Implications for India’s Scientific Competitiveness
The JUNO success highlights a critical gap between India’s scientific capacity and its institutional execution in the realm of Big Science.
Scientific Marginalisation
- Absence of Indian Researchers: The notable absence of Indian researchers from JUNO’s initial international author list is concerning, despite India’s long history in neutrino physics and possessing many excellent scholars.
- Wider Pattern: This exclusion parallels a similar issue documented following China’s Chang’e-5 lunar mission (2020), where Indian researchers were absent from the initial applicant lists for accessing lunar rock samples, highlighting a risk of scientific isolation in frontier research.
The Rising Bar of Big Science
- Opportunity Cost: Missing the INO opportunity means that any future attempt by India to tackle the next significant scientific mystery in this domain will demand more sophisticated technology and specialization. India’s reduced capacity to undertake the next major project may diminish if the current window is entirely missed.
- Addressing Resource Constraints: “Resource constraints” are sometimes genuinely limiting but are also frequently invoked by administrators as justification for not funding research or for avoiding investment in skills development and materials management required to address local community impacts.
India’s Capacity for Big Science
- Demonstrated Readiness: India successfully operates and maintains multiple Big Science projects, such as large ground-based telescopes in astronomy and protected areas networks for conservation science, countering the notion that India is fundamentally unready for such endeavors.
- The Critical Lesson: The success of Big Science depends not merely on the scientific readiness of the scientists but equally on whether the conditions beyond pure science and on the ground are prepared.

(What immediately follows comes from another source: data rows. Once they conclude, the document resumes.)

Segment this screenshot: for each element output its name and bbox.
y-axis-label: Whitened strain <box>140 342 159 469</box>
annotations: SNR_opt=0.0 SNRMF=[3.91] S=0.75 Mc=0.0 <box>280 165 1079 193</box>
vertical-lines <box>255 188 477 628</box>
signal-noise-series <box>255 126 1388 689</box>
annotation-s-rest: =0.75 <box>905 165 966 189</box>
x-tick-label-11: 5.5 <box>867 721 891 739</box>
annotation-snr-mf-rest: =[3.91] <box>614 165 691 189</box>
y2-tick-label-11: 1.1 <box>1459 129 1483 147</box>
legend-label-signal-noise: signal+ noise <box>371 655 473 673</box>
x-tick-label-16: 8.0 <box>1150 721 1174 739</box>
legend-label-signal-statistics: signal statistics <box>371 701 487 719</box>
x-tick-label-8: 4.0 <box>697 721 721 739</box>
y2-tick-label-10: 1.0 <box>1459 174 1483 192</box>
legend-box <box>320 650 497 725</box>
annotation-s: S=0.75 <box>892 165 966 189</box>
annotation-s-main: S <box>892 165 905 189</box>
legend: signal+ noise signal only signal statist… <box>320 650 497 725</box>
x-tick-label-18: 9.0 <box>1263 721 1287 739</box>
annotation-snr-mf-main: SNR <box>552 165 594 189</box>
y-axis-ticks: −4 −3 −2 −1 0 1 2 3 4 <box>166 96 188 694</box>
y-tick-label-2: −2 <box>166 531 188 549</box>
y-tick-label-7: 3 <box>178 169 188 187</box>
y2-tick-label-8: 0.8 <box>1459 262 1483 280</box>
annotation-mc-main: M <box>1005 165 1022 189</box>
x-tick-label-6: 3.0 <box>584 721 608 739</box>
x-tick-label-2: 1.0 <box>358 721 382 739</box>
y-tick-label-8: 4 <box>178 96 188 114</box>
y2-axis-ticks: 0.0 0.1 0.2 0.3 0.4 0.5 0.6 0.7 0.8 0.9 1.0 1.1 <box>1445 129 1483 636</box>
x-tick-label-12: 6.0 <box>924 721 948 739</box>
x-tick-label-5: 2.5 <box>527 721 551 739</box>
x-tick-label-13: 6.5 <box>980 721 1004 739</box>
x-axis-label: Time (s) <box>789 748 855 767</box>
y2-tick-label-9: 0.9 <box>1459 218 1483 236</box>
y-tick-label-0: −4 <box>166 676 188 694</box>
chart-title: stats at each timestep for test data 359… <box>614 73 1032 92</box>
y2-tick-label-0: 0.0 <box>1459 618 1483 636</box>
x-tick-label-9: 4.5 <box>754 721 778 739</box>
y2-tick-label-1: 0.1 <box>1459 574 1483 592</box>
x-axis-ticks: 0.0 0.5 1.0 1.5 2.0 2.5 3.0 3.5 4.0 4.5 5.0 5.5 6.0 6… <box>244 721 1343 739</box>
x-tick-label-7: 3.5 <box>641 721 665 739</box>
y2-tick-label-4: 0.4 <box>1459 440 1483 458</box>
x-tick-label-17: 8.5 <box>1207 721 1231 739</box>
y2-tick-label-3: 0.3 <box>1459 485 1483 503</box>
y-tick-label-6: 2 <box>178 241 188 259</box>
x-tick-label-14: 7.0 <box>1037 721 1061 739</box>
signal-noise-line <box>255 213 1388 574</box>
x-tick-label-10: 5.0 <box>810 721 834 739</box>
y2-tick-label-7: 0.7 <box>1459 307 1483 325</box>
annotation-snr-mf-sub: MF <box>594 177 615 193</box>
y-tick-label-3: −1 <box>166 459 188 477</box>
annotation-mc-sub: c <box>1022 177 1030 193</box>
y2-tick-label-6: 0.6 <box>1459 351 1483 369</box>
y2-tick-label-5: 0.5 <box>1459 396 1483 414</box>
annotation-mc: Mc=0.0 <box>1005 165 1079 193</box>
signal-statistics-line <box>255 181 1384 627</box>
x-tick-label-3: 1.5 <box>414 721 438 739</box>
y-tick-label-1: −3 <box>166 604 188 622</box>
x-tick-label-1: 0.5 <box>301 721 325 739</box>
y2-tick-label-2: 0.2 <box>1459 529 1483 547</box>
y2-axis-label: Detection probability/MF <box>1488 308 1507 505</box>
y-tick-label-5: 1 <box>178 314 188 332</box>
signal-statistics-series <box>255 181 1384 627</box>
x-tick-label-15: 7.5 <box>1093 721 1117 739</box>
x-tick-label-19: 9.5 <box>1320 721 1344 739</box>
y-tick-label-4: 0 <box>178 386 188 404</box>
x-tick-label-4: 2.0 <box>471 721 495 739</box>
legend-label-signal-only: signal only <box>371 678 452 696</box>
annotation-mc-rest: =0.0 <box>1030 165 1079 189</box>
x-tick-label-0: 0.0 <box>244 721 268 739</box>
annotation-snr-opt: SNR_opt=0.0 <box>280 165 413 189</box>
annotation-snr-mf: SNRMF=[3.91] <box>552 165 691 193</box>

Comprehensive preparation, encompassing administrative frameworks, political support, and community impact management strategies, is the essential prerequisite.
Way Forward
- India must undertake a fundamental reassessment of mechanisms through which major scientific projects are conceptualized, planned, and implemented, ensuring that procedural compliance and community engagement are prioritized from project inception.
- Investment in nurturing young scientists and providing them with necessary resources, sophisticated technologies, and experimental infrastructure is imperative for maintaining competitive advantage in frontier research domains.
- Distinction must be made between genuine resource limitations and administrative hesitance to invest in research or address management of local impacts, with transparent evaluation of genuine capacity.
- Future Big Science projects must integrate scientific readiness with simultaneous preparation of ground-level conditions, encompassing stakeholder engagement, administrative frameworks, and community impact management strategies.
- India must actively seek participation in existing international scientific collaborations to maintain relevance in cutting-edge research and prevent knowledge and expertise gap from widening.
Conclusion
- India possessed requisite scientific expertise, institutional capacity, and technological capability in the previous decade to contribute meaningfully to solving neutrino mass ordering mystery through INO.
- However, through combination of procedural oversights, inadequate community engagement, political controversies, and administrative delays, this opportunity has been substantially diminished as China’s JUNO has now assumed leadership position in this crucial domain.
- Absence of Indian researchers from JUNO collaboration list underscores risk of further scientific marginalization in frontier research.
- Future trajectory of Indian science depends not merely on scientific excellence but on comprehensive approach integrating scientific preparation with ground-level institutional and social readiness. “Big Science” readiness in India requires holistic preparation extending beyond laboratory expertise.